Robert Guédiguian : C'est quelqu'un que j'admire, notamment pour sa cohérence économique. Bon, il faut dire que je suis plus métissé que lui, ne serait-ce que par mon accent ! C'est un bel exemple de vie de cinéaste, il ne fait pas des films, il fait du cinéma. Il a mis en place une manière de travailler cohérente et dynamique. Le rapport qu'il a construit avec le public et les moyens qu'il met en œuvre pour faire ses films est un accord parfait. Rohmer est un cinéaste économiquement rentable depuis toujours. Je le dis solennellement, c'est la clé de vie de tout cinéaste, pouvoir être son producteur pour faire du cinéma.


  Objectif Cinéma (c) D.R.

Objectif Cinéma : Comment fonctionnez-vous avec vos films ? Avez-vous déjà perdu de l'argent sur vos films ?

Robert Guédiguian : Non et je n'en ai jamais perdu sur aucun de mes films. J'ai fait des films par exemple comme " Ki lo sa ? " en 1985 réalisé avec 320 000 francs, qui ont fait zéro francs mais qui ont coûté zéro francs.

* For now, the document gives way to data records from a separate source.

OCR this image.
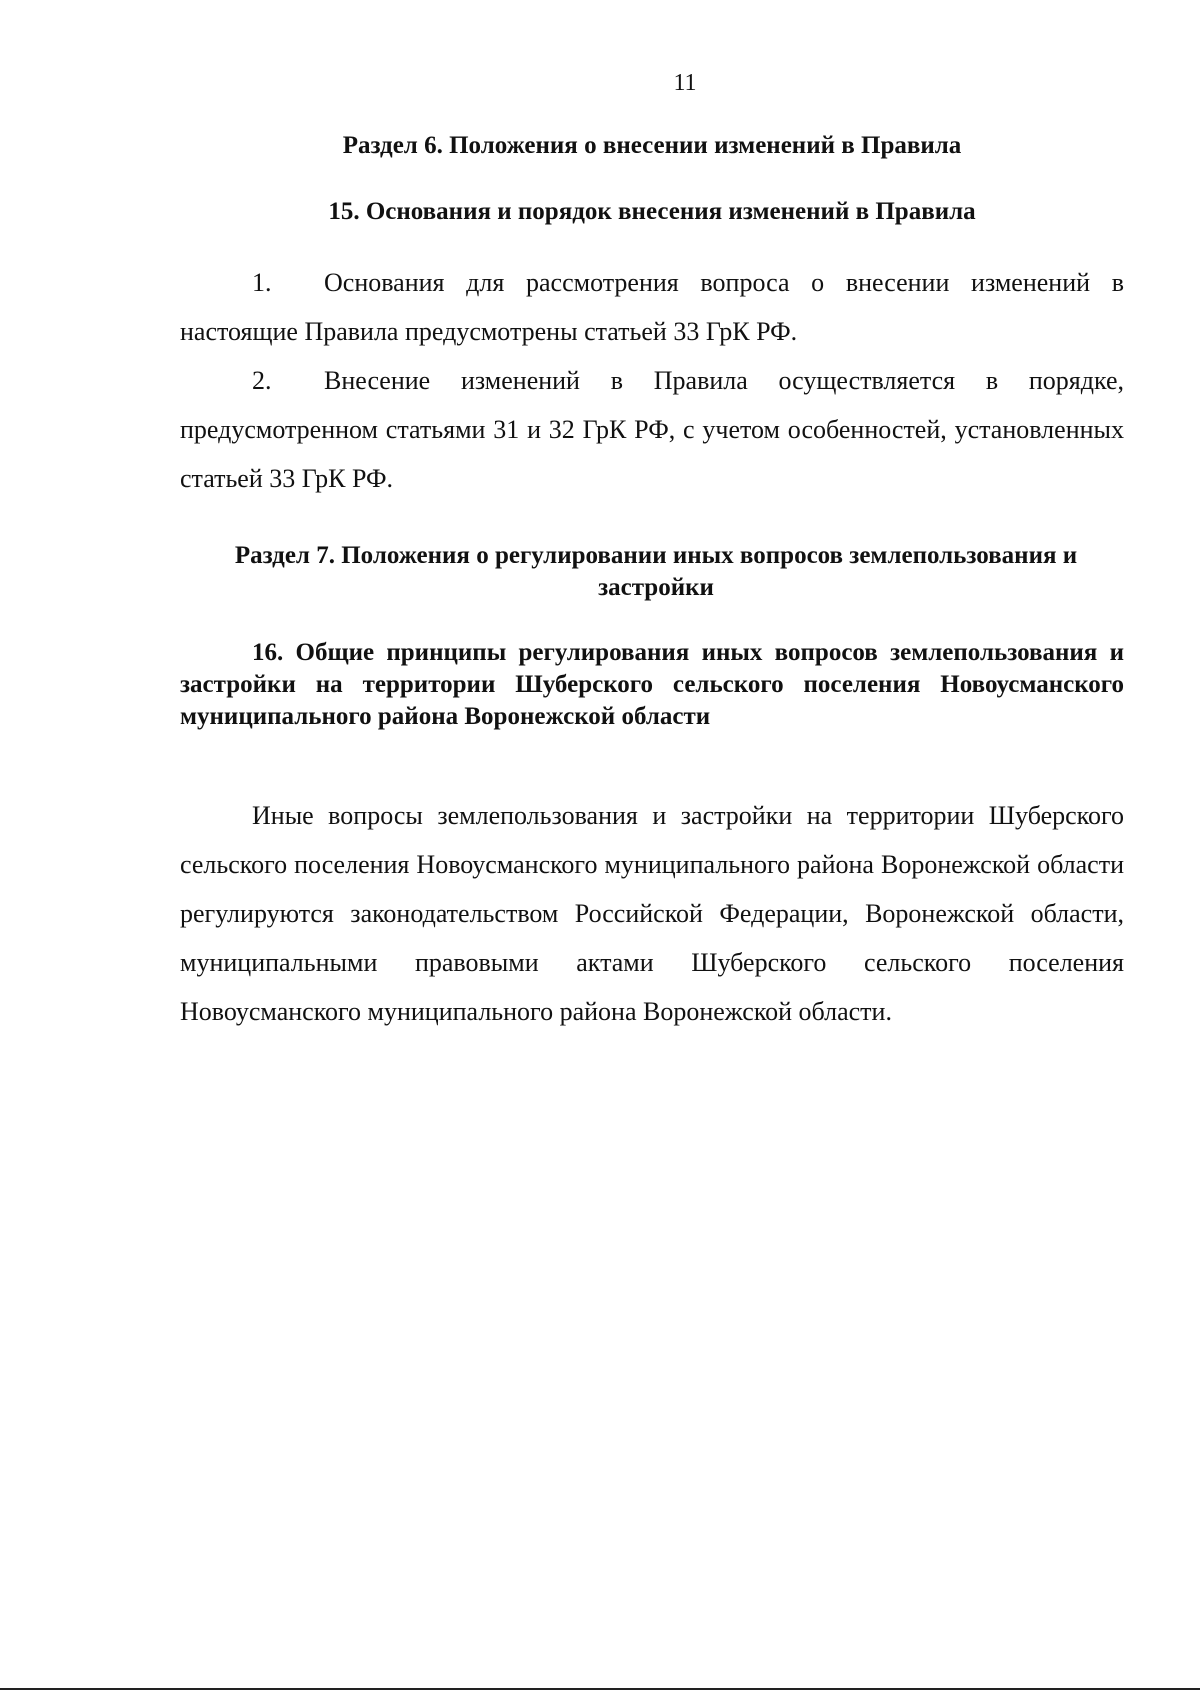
11
Раздел 6. Положения о внесении изменений в Правила
15. Основания и порядок внесения изменений в Правила

1. Основания для рассмотрения вопроса о внесении изменений в настоящие Правила предусмотрены статьей 33 ГрК РФ.

2. Внесение изменений в Правила осуществляется в порядке, предусмотренном статьями 31 и 32 ГрК РФ, с учетом особенностей, установленных статьей 33 ГрК РФ.

Раздел 7. Положения о регулировании иных вопросов землепользования и застройки
16. Общие принципы регулирования иных вопросов землепользования и застройки на территории Шуберского сельского поселения Новоусманского муниципального района Воронежской области

Иные вопросы землепользования и застройки на территории Шуберского сельского поселения Новоусманского муниципального района Воронежской области регулируются законодательством Российской Федерации, Воронежской области, муниципальными правовыми актами Шуберского сельского поселения Новоусманского муниципального района Воронежской области.
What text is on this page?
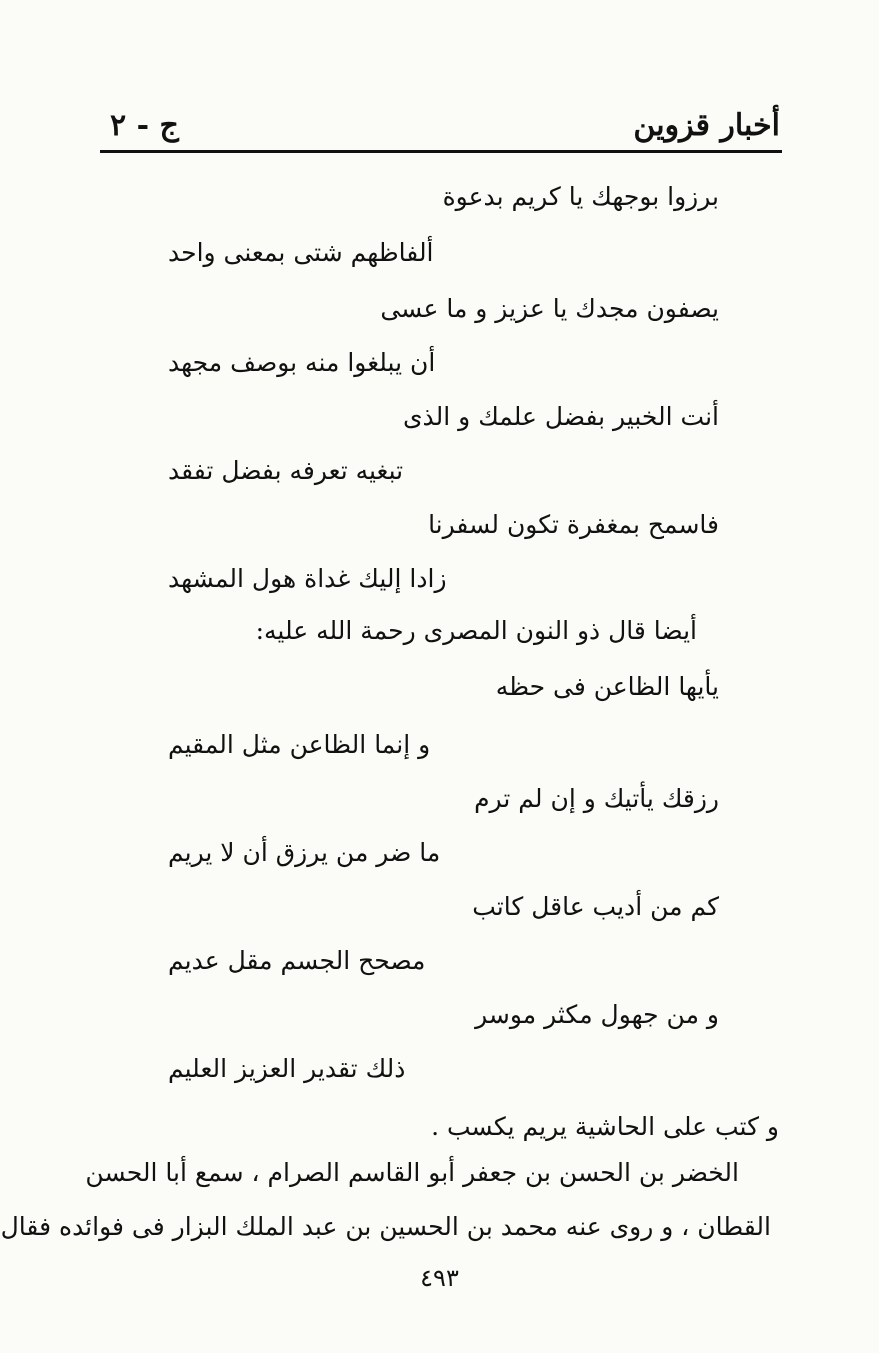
أخبار قزوين
ج - ٢
برزوا بوجهك يا كريم بدعوة
ألفاظهم شتى بمعنى واحد
يصفون مجدك يا عزيز و ما عسى
أن يبلغوا منه بوصف مجهد
أنت الخبير بفضل علمك و الذى
تبغيه تعرفه بفضل تفقد
فاسمح بمغفرة تكون لسفرنا
زادا إليك غداة هول المشهد
أيضا قال ذو النون المصرى رحمة الله عليه:
يأيها الظاعن فى حظه
و إنما الظاعن مثل المقيم
رزقك يأتيك و إن لم ترم
ما ضر من يرزق أن لا يريم
كم من أديب عاقل كاتب
مصحح الجسم مقل عديم
و من جهول مكثر موسر
ذلك تقدير العزيز العليم
و كتب على الحاشية يريم يكسب .
الخضر بن الحسن بن جعفر أبو القاسم الصرام ، سمع أبا الحسن
القطان ، و روى عنه محمد بن الحسين بن عبد الملك البزار فى فوائده فقال
٤٩٣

Et 320 000 francs quand on fait du cinéma, ce n'est rien. Pour "Dieu vomit les tièdes", c'était un million deux.


Objectif Cinéma : Vous aviez un projet, "Parole d'Evangile" au moment de "Dieu vomit les tièdes" que vous avez abandonné. "La ville est tranquille" se situe-t-il dans cette filiation ?

Robert Guédiguian : Je n'ai jamais fait ce film, alors que j'aimais beaucoup le scénario, qui a d'ailleurs "cartonné " car j'ai reçu de l'argent pour le faire. Actuellement, je serais incapable de le réaliser. Cela racontait un bestiaire horrible sous le signe d'une farce. Si je traite les thèmes de la "Ville... " avec " A l'Attaque", film que je tournais en même temps, je reviens à ma schizophrénie, cela donnerait "Paroles d'Evangile". "La ville est tranquille" est un film non naturaliste qui ne repose pas sur le schéma du conte comme pour mes autres films. On ne travaille plus sur l'illusion, non plus sur le naturalisme, même si le fait " naturel " semble plus présent.